2.6.25-rc2 rebase below.
> Of
> course, this is usually called from an interrupt handler, so it's not
> entirely trivial: we can't free the skbs there.
>
> A softirq is probably the answer here, but AFAICT that's old
fashioned.
> Not sure what the right way of doing this is now...
Thanks,
Mark.
Subject: [PATCH] virtio_net: free transmit skbs in a timer
virtio_net currently only frees old transmit skbs just
before queueing new ones. If the queue is full, it then
enables interrupts and waits for notification that more
work has been performed.
However, a side-effect of this scheme is that there are
always xmit skbs left dangling when no new packets are
sent, against the Documentation/networking/driver.txt
guideline:
"... it is not allowed for your TX mitigation scheme
to let TX packets "hang out" in the TX ring unreclaimed
forever if no new TX packets are sent."
Add a timer to ensure that any time we queue new TX
skbs, we will shortly free them again.
This fixes an easily reproduced hang at shutdown where
iptables attempts to unload nf_conntrack and nf_conntrack
waits for an skb it is tracking to be freed, but virtio_net
never frees it.
Signed-off-by: Mark McLoughlin <markmc at redhat.com>
---
drivers/net/virtio_net.c | 30 ++++++++++++++++++++++++++++--
1 files changed, 28 insertions(+), 2 deletions(-)
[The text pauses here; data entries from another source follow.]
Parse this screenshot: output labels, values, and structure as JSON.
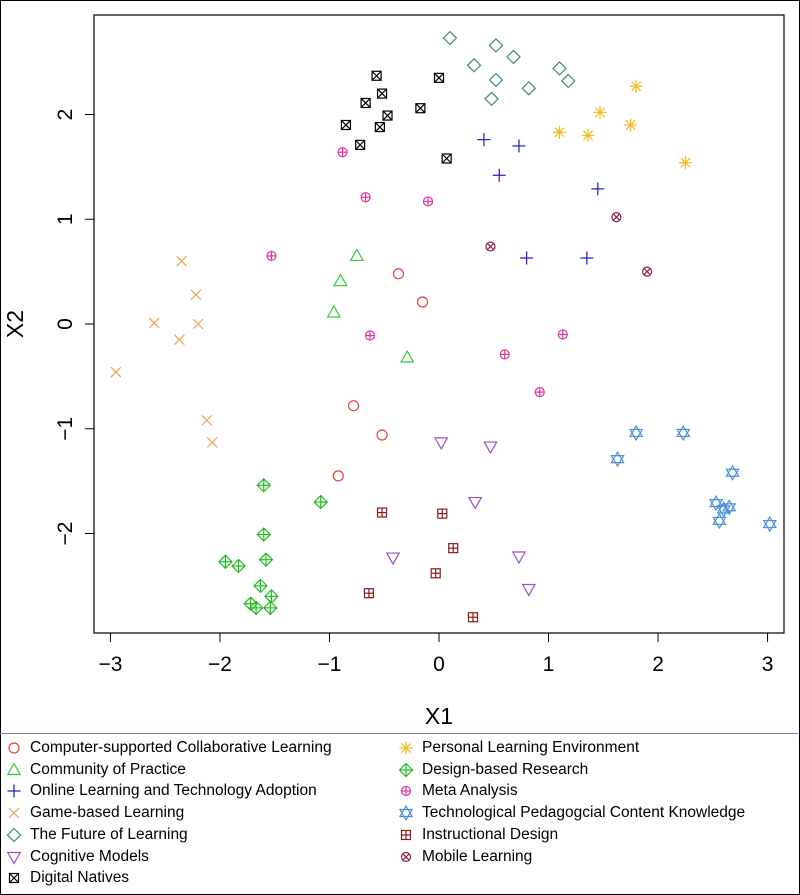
{
  "chart_data": {
    "type": "scatter",
    "xlabel": "X1",
    "ylabel": "X2",
    "xlim": [
      -3.15,
      3.15
    ],
    "ylim": [
      -2.95,
      2.95
    ],
    "xticks": [
      -3,
      -2,
      -1,
      0,
      1,
      2,
      3
    ],
    "yticks": [
      -2,
      -1,
      0,
      1,
      2
    ],
    "xtick_labels": [
      "−3",
      "−2",
      "−1",
      "0",
      "1",
      "2",
      "3"
    ],
    "ytick_labels": [
      "−2",
      "−1",
      "0",
      "1",
      "2"
    ],
    "grid": false,
    "legend_position": "bottom",
    "series": [
      {
        "name": "Computer-supported Collaborative Learning",
        "marker": "circle",
        "color": "#e8433a",
        "points": [
          [
            -0.37,
            0.48
          ],
          [
            -0.15,
            0.21
          ],
          [
            -0.78,
            -0.78
          ],
          [
            -0.52,
            -1.06
          ],
          [
            -0.92,
            -1.45
          ]
        ]
      },
      {
        "name": "Community of Practice",
        "marker": "triangle",
        "color": "#33cc33",
        "points": [
          [
            -0.75,
            0.65
          ],
          [
            -0.9,
            0.41
          ],
          [
            -0.96,
            0.11
          ],
          [
            -0.29,
            -0.32
          ]
        ]
      },
      {
        "name": "Online Learning and Technology Adoption",
        "marker": "plus",
        "color": "#1a1acc",
        "points": [
          [
            0.41,
            1.76
          ],
          [
            0.73,
            1.7
          ],
          [
            0.55,
            1.42
          ],
          [
            1.45,
            1.29
          ],
          [
            0.8,
            0.63
          ],
          [
            1.35,
            0.63
          ]
        ]
      },
      {
        "name": "Game-based Learning",
        "marker": "cross",
        "color": "#f0a050",
        "points": [
          [
            -2.35,
            0.6
          ],
          [
            -2.22,
            0.28
          ],
          [
            -2.6,
            0.01
          ],
          [
            -2.2,
            0.0
          ],
          [
            -2.37,
            -0.15
          ],
          [
            -2.95,
            -0.46
          ],
          [
            -2.12,
            -0.92
          ],
          [
            -2.07,
            -1.13
          ]
        ]
      },
      {
        "name": "The Future of Learning",
        "marker": "diamond",
        "color": "#3d8c6b",
        "points": [
          [
            0.1,
            2.73
          ],
          [
            0.52,
            2.66
          ],
          [
            0.68,
            2.55
          ],
          [
            0.32,
            2.47
          ],
          [
            1.1,
            2.44
          ],
          [
            0.52,
            2.33
          ],
          [
            1.18,
            2.32
          ],
          [
            0.82,
            2.25
          ],
          [
            0.48,
            2.15
          ]
        ]
      },
      {
        "name": "Cognitive Models",
        "marker": "triangle-down",
        "color": "#9b4fc9",
        "points": [
          [
            0.02,
            -1.13
          ],
          [
            0.47,
            -1.17
          ],
          [
            0.33,
            -1.7
          ],
          [
            0.73,
            -2.22
          ],
          [
            -0.42,
            -2.23
          ],
          [
            0.82,
            -2.53
          ]
        ]
      },
      {
        "name": "Digital Natives",
        "marker": "boxtimes",
        "color": "#000000",
        "points": [
          [
            -0.57,
            2.37
          ],
          [
            0.0,
            2.35
          ],
          [
            -0.52,
            2.2
          ],
          [
            -0.67,
            2.11
          ],
          [
            -0.17,
            2.06
          ],
          [
            -0.47,
            1.99
          ],
          [
            -0.85,
            1.9
          ],
          [
            -0.54,
            1.88
          ],
          [
            -0.72,
            1.71
          ],
          [
            0.07,
            1.58
          ]
        ]
      },
      {
        "name": "Personal Learning Environment",
        "marker": "asterisk",
        "color": "#f5b820",
        "points": [
          [
            1.8,
            2.27
          ],
          [
            1.47,
            2.02
          ],
          [
            1.75,
            1.9
          ],
          [
            1.1,
            1.83
          ],
          [
            1.36,
            1.8
          ],
          [
            2.25,
            1.54
          ]
        ]
      },
      {
        "name": "Design-based Research",
        "marker": "oplus",
        "color": "#22bb22",
        "points": [
          [
            -1.6,
            -1.54
          ],
          [
            -1.08,
            -1.7
          ],
          [
            -1.6,
            -2.01
          ],
          [
            -1.95,
            -2.27
          ],
          [
            -1.58,
            -2.25
          ],
          [
            -1.83,
            -2.31
          ],
          [
            -1.63,
            -2.5
          ],
          [
            -1.53,
            -2.6
          ],
          [
            -1.72,
            -2.67
          ],
          [
            -1.67,
            -2.71
          ],
          [
            -1.54,
            -2.71
          ]
        ]
      },
      {
        "name": "Meta Analysis",
        "marker": "circleplus",
        "color": "#e0339e",
        "points": [
          [
            -0.88,
            1.64
          ],
          [
            -0.67,
            1.21
          ],
          [
            -0.1,
            1.17
          ],
          [
            -1.53,
            0.65
          ],
          [
            -0.63,
            -0.11
          ],
          [
            1.13,
            -0.1
          ],
          [
            0.6,
            -0.29
          ],
          [
            0.92,
            -0.65
          ]
        ]
      },
      {
        "name": "Technological Pedagogcial Content Knowledge",
        "marker": "star-david",
        "color": "#4a90d9",
        "points": [
          [
            1.8,
            -1.04
          ],
          [
            2.23,
            -1.04
          ],
          [
            1.63,
            -1.29
          ],
          [
            2.68,
            -1.42
          ],
          [
            2.53,
            -1.71
          ],
          [
            2.65,
            -1.75
          ],
          [
            2.6,
            -1.77
          ],
          [
            2.56,
            -1.88
          ],
          [
            3.02,
            -1.91
          ]
        ]
      },
      {
        "name": "Instructional Design",
        "marker": "boxplus",
        "color": "#8b1a1a",
        "points": [
          [
            -0.52,
            -1.8
          ],
          [
            0.03,
            -1.81
          ],
          [
            0.13,
            -2.14
          ],
          [
            -0.03,
            -2.38
          ],
          [
            -0.64,
            -2.57
          ],
          [
            0.31,
            -2.8
          ]
        ]
      },
      {
        "name": "Mobile Learning",
        "marker": "circletimes",
        "color": "#8b2252",
        "points": [
          [
            1.62,
            1.02
          ],
          [
            0.47,
            0.74
          ],
          [
            1.9,
            0.5
          ]
        ]
      }
    ]
  }
}
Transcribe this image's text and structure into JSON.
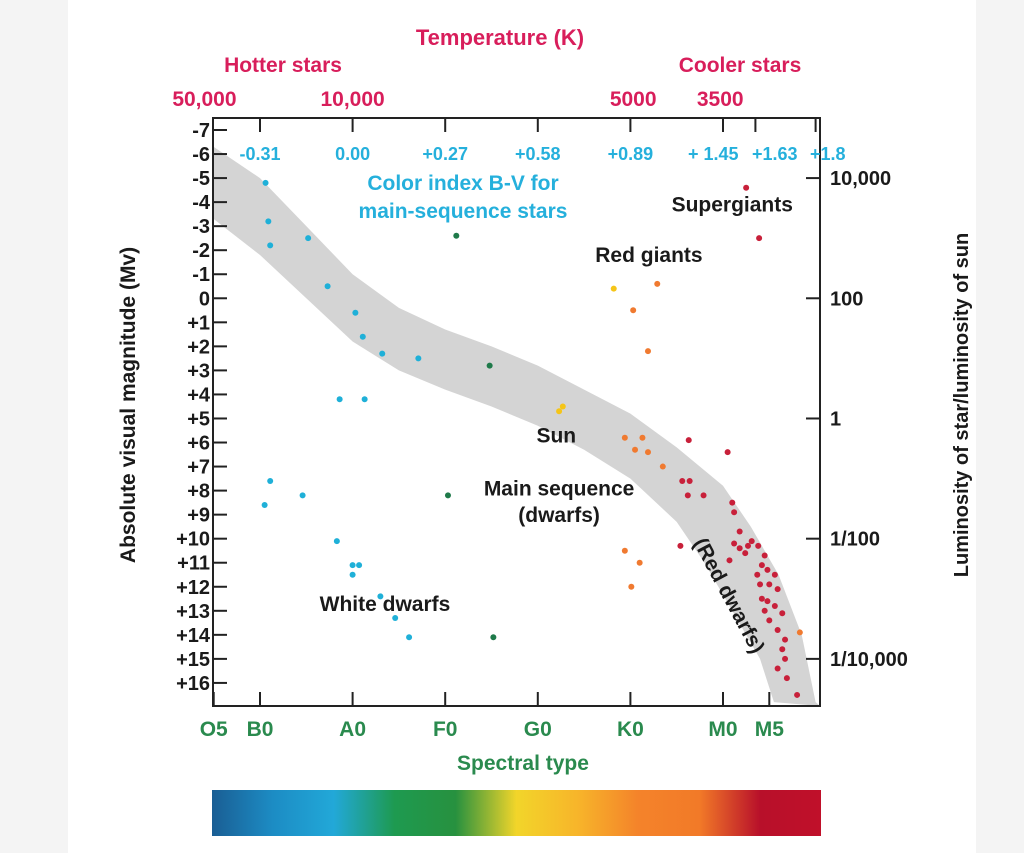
{
  "chart_data": {
    "type": "scatter",
    "title": "Temperature (K)",
    "hotter_label": "Hotter stars",
    "cooler_label": "Cooler stars",
    "temperature_ticks": [
      {
        "label": "50,000",
        "s": 0.4
      },
      {
        "label": "10,000",
        "s": 2.0
      },
      {
        "label": "5000",
        "s": 5.03
      },
      {
        "label": "3500",
        "s": 5.97
      }
    ],
    "color_index_title_1": "Color index B-V for",
    "color_index_title_2": "main-sequence stars",
    "color_index_ticks": [
      {
        "label": "-0.31",
        "s": 1.0
      },
      {
        "label": "0.00",
        "s": 2.0
      },
      {
        "label": "+0.27",
        "s": 3.0
      },
      {
        "label": "+0.58",
        "s": 4.0
      },
      {
        "label": "+0.89",
        "s": 5.0
      },
      {
        "label": "+ 1.45",
        "s": 6.0
      },
      {
        "label": "+1.63",
        "s": 6.35
      },
      {
        "label": "+1.8",
        "s": 7.0
      }
    ],
    "xlabel": "Spectral type",
    "x_ticks": [
      {
        "label": "O5",
        "s": 0.5
      },
      {
        "label": "B0",
        "s": 1.0
      },
      {
        "label": "A0",
        "s": 2.0
      },
      {
        "label": "F0",
        "s": 3.0
      },
      {
        "label": "G0",
        "s": 4.0
      },
      {
        "label": "K0",
        "s": 5.0
      },
      {
        "label": "M0",
        "s": 6.0
      },
      {
        "label": "M5",
        "s": 6.5
      }
    ],
    "xlim": [
      0.5,
      7.0
    ],
    "ylabel": "Absolute visual magnitude (Mv)",
    "ylim": [
      -7,
      17
    ],
    "y_inverted": true,
    "y_ticks": [
      "-7",
      "-6",
      "-5",
      "-4",
      "-3",
      "-2",
      "-1",
      "0",
      "+1",
      "+2",
      "+3",
      "+4",
      "+5",
      "+6",
      "+7",
      "+8",
      "+9",
      "+10",
      "+11",
      "+12",
      "+13",
      "+14",
      "+15",
      "+16"
    ],
    "y2label": "Luminosity of star/luminosity of sun",
    "y2_ticks": [
      {
        "label": "10,000",
        "mag": -5
      },
      {
        "label": "100",
        "mag": 0
      },
      {
        "label": "1",
        "mag": 5
      },
      {
        "label": "1/100",
        "mag": 10
      },
      {
        "label": "1/10,000",
        "mag": 15
      }
    ],
    "annotations": [
      {
        "text": "Supergiants",
        "s": 6.1,
        "mag": -3.6
      },
      {
        "text": "Red giants",
        "s": 5.2,
        "mag": -1.5
      },
      {
        "text": "Sun",
        "s": 4.2,
        "mag": 6.0
      },
      {
        "text": "Main sequence",
        "s": 4.23,
        "mag": 8.2
      },
      {
        "text": "(dwarfs)",
        "s": 4.23,
        "mag": 9.3
      },
      {
        "text": "White dwarfs",
        "s": 2.35,
        "mag": 13.0
      },
      {
        "text": "(Red dwarfs)",
        "s": 6.0,
        "mag": 12.5
      }
    ],
    "main_sequence_band": {
      "upper": [
        [
          0.5,
          -6.3
        ],
        [
          1.0,
          -5.0
        ],
        [
          1.5,
          -3.0
        ],
        [
          2.0,
          -1.0
        ],
        [
          2.5,
          0.4
        ],
        [
          3.0,
          1.3
        ],
        [
          3.5,
          2.0
        ],
        [
          4.0,
          2.8
        ],
        [
          4.5,
          3.8
        ],
        [
          5.0,
          4.8
        ],
        [
          5.5,
          6.2
        ],
        [
          6.0,
          7.8
        ],
        [
          6.3,
          9.5
        ],
        [
          6.6,
          11.5
        ],
        [
          6.85,
          14.0
        ],
        [
          7.0,
          16.8
        ]
      ],
      "lower": [
        [
          0.5,
          -3.3
        ],
        [
          1.0,
          -1.8
        ],
        [
          1.5,
          0.0
        ],
        [
          2.0,
          1.8
        ],
        [
          2.5,
          3.0
        ],
        [
          3.0,
          3.8
        ],
        [
          3.5,
          4.5
        ],
        [
          4.0,
          5.3
        ],
        [
          4.5,
          6.3
        ],
        [
          5.0,
          7.5
        ],
        [
          5.5,
          9.3
        ],
        [
          5.8,
          11.0
        ],
        [
          6.1,
          13.0
        ],
        [
          6.4,
          15.0
        ],
        [
          6.55,
          16.8
        ]
      ],
      "color": "#d4d4d4"
    },
    "series": [
      {
        "color": "#1fb0d8",
        "points": [
          [
            1.06,
            -4.8
          ],
          [
            1.09,
            -3.2
          ],
          [
            1.11,
            -2.2
          ],
          [
            1.52,
            -2.5
          ],
          [
            1.73,
            -0.5
          ],
          [
            2.03,
            0.6
          ],
          [
            2.11,
            1.6
          ],
          [
            2.32,
            2.3
          ],
          [
            2.71,
            2.5
          ],
          [
            1.86,
            4.2
          ],
          [
            2.13,
            4.2
          ],
          [
            1.11,
            7.6
          ],
          [
            1.46,
            8.2
          ],
          [
            1.05,
            8.6
          ],
          [
            1.83,
            10.1
          ],
          [
            2.0,
            11.1
          ],
          [
            2.07,
            11.1
          ],
          [
            2.0,
            11.5
          ],
          [
            2.3,
            12.4
          ],
          [
            2.46,
            13.3
          ],
          [
            2.61,
            14.1
          ]
        ]
      },
      {
        "color": "#1f7a4a",
        "points": [
          [
            3.12,
            -2.6
          ],
          [
            3.48,
            2.8
          ],
          [
            3.03,
            8.2
          ],
          [
            3.52,
            14.1
          ]
        ]
      },
      {
        "color": "#f5c518",
        "points": [
          [
            4.23,
            4.7
          ],
          [
            4.27,
            4.5
          ],
          [
            4.82,
            -0.4
          ]
        ]
      },
      {
        "color": "#f07a30",
        "points": [
          [
            5.29,
            -0.6
          ],
          [
            5.03,
            0.5
          ],
          [
            5.19,
            2.2
          ],
          [
            4.94,
            5.8
          ],
          [
            5.13,
            5.8
          ],
          [
            5.05,
            6.3
          ],
          [
            5.19,
            6.4
          ],
          [
            5.35,
            7.0
          ],
          [
            4.94,
            10.5
          ],
          [
            5.1,
            11.0
          ],
          [
            5.01,
            12.0
          ],
          [
            6.83,
            13.9
          ]
        ]
      },
      {
        "color": "#c8203a",
        "points": [
          [
            6.25,
            -4.6
          ],
          [
            6.39,
            -2.5
          ],
          [
            5.63,
            5.9
          ],
          [
            6.05,
            6.4
          ],
          [
            5.56,
            7.6
          ],
          [
            5.64,
            7.6
          ],
          [
            5.62,
            8.2
          ],
          [
            5.79,
            8.2
          ],
          [
            6.1,
            8.5
          ],
          [
            6.12,
            8.9
          ],
          [
            6.18,
            9.7
          ],
          [
            5.54,
            10.3
          ],
          [
            6.12,
            10.2
          ],
          [
            6.18,
            10.4
          ],
          [
            6.27,
            10.3
          ],
          [
            6.38,
            10.3
          ],
          [
            6.24,
            10.6
          ],
          [
            6.45,
            10.7
          ],
          [
            6.42,
            11.1
          ],
          [
            6.48,
            11.3
          ],
          [
            6.37,
            11.5
          ],
          [
            6.56,
            11.5
          ],
          [
            6.4,
            11.9
          ],
          [
            6.5,
            11.9
          ],
          [
            6.59,
            12.1
          ],
          [
            6.42,
            12.5
          ],
          [
            6.48,
            12.6
          ],
          [
            6.56,
            12.8
          ],
          [
            6.45,
            13.0
          ],
          [
            6.64,
            13.1
          ],
          [
            6.5,
            13.4
          ],
          [
            6.59,
            13.8
          ],
          [
            6.67,
            14.2
          ],
          [
            6.64,
            14.6
          ],
          [
            6.67,
            15.0
          ],
          [
            6.59,
            15.4
          ],
          [
            6.69,
            15.8
          ],
          [
            6.8,
            16.5
          ],
          [
            6.31,
            10.1
          ],
          [
            6.07,
            10.9
          ]
        ]
      }
    ],
    "colorbar": [
      "#1a5e94",
      "#1c8cc4",
      "#22a8d8",
      "#1e9a50",
      "#27913f",
      "#f2d52a",
      "#f7b52a",
      "#f4832a",
      "#f27a28",
      "#b8102a",
      "#c0102a"
    ],
    "colors": {
      "temperature": "#d81e5b",
      "color_index": "#25b0dc",
      "spectral": "#2a8a4e",
      "text": "#1a1a1a"
    }
  }
}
diff --git a/drivers/net/virtio_net.c b/drivers/net/virtio_net.c
index f926b5a..69b308a 100644
--- a/drivers/net/virtio_net.c
+++ b/drivers/net/virtio_net.c
@@ -44,6 +44,8 @@ struct virtnet_info
/* The skb we couldn't send because buffers were full. */
struct sk_buff *last_xmit_skb;
+ struct timer_list xmit_free_timer;
+
/* Number of input buffers, and max we've ever had. */
unsigned int num, max;
@@ -230,9 +232,23 @@ static void free_old_xmit_skbs(struct virtnet_info *vi)
}
}
+static void xmit_free(unsigned long data)
+{
+ struct virtnet_info *vi = (void *)data;
+
+ netif_tx_lock(vi->dev);
+
+ free_old_xmit_skbs(vi);
+
+ if (!skb_queue_empty(&vi->send))
+ mod_timer(&vi->xmit_free_timer, jiffies + (HZ/10));
+
+ netif_tx_unlock(vi->dev);
+}
+
static int xmit_skb(struct virtnet_info *vi, struct sk_buff *skb)
{
- int num;
+ int num, err;
struct scatterlist sg[2+MAX_SKB_FRAGS];
struct virtio_net_hdr *hdr;
const unsigned char *dest = ((struct ethhdr *)skb->data)->h_dest;
@@ -275,7 +291,11 @@ static int xmit_skb(struct virtnet_info *vi, struct sk_buff
*skb)
vnet_hdr_to_sg(sg, skb);
num = skb_to_sgvec(skb, sg+1, 0, skb->len) + 1;
- return vi->svq->vq_ops->add_buf(vi->svq, sg, num, 0, skb);
+ err = vi->svq->vq_ops->add_buf(vi->svq, sg, num, 0, skb);
+ if (!err)
+ mod_timer(&vi->xmit_free_timer, jiffies + (HZ/10));
+
+ return err;
}
static int start_xmit(struct sk_buff *skb, struct net_device *dev)
@@ -428,6 +448,10 @@ static int virtnet_probe(struct virtio_device *vdev)
skb_queue_head_init(&vi->recv);
skb_queue_head_init(&vi->send);
+ init_timer(&vi->xmit_free_timer);
+ vi->xmit_free_timer.data = (unsigned long)vi;
+ vi->xmit_free_timer.function = xmit_free;
+
err = register_netdev(dev);
if (err) {
pr_debug("virtio_net: registering device failed\n");
@@ -465,6 +489,8 @@ static void virtnet_remove(struct virtio_device *vdev)
/* Stop all the virtqueues. */
vdev->config->reset(vdev);
+ del_timer_sync(&vi->xmit_free_timer);
+
/* Free our skbs in send and recv queues, if any. */
while ((skb = __skb_dequeue(&vi->recv)) != NULL) {
kfree_skb(skb);
--